Revisiting Reweighted Risk for Calibration: AURC, Focal, and Inverse Focal Loss
This work addresses model calibration for machine learning practitioners, offering an incremental improvement through a flexible, efficient optimization method.
The paper tackles the unclear theoretical connections between reweighted risk functionals and calibration errors by establishing a principled link to selective classification, showing that optimizing selective risk in low-confidence regions improves calibration with competitive performance across datasets and architectures.

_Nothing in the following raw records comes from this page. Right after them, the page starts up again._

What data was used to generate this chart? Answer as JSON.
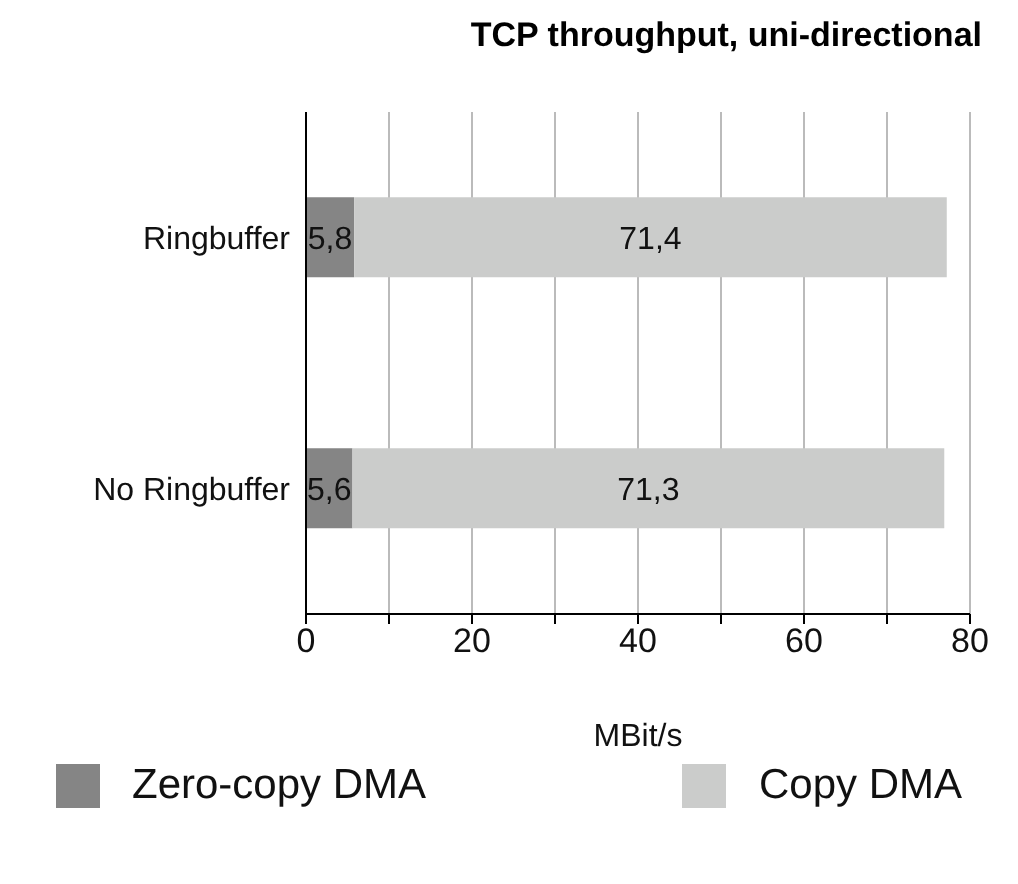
{
  "chart_data": {
    "type": "bar",
    "title": "TCP throughput, uni-directional",
    "xlabel": "MBit/s",
    "orientation": "horizontal",
    "stacked": true,
    "categories": [
      "Ringbuffer",
      "No Ringbuffer"
    ],
    "series": [
      {
        "name": "Zero-copy DMA",
        "color": "#858585",
        "values": [
          5.8,
          5.6
        ],
        "value_labels": [
          "5,8",
          "5,6"
        ]
      },
      {
        "name": "Copy DMA",
        "color": "#cbcccb",
        "values": [
          71.4,
          71.3
        ],
        "value_labels": [
          "71,4",
          "71,3"
        ]
      }
    ],
    "xlim": [
      0,
      80
    ],
    "xticks": [
      0,
      {
        "value": 10,
        "label": null
      },
      20,
      {
        "value": 30,
        "label": null
      },
      40,
      {
        "value": 50,
        "label": null
      },
      60,
      {
        "value": 70,
        "label": null
      },
      80
    ],
    "grid": "x",
    "legend": "bottom"
  }
}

Several variants of reweighted risk functionals, such as focal loss, inverse focal loss, and the Area Under the Risk--Coverage Curve (AURC), have been proposed for improving model calibration, yet their theoretical connections to calibration errors remain unclear. In this paper, we revisit a broad class of weighted risk functions commonly used in deep learning and establish a principled connection between calibration error and selective classification. We show that minimizing calibration error is closely linked to the selective classification paradigm and demonstrate that optimizing selective risk in low-confidence region naturally leads to improved calibration. This loss shares a similar reweighting strategy with dual focal loss but offers greater flexibility through the choice of confidence score functions (CSFs). Our approach uses a bin-based cumulative distribution function (CDF) approximation, enabling efficient gradient-based optimization without requiring expensive sorting and achieving $O(nK)$ complexity. Empirical evaluations demonstrate that our method achieves competitive calibration performance across a range of datasets and model architectures.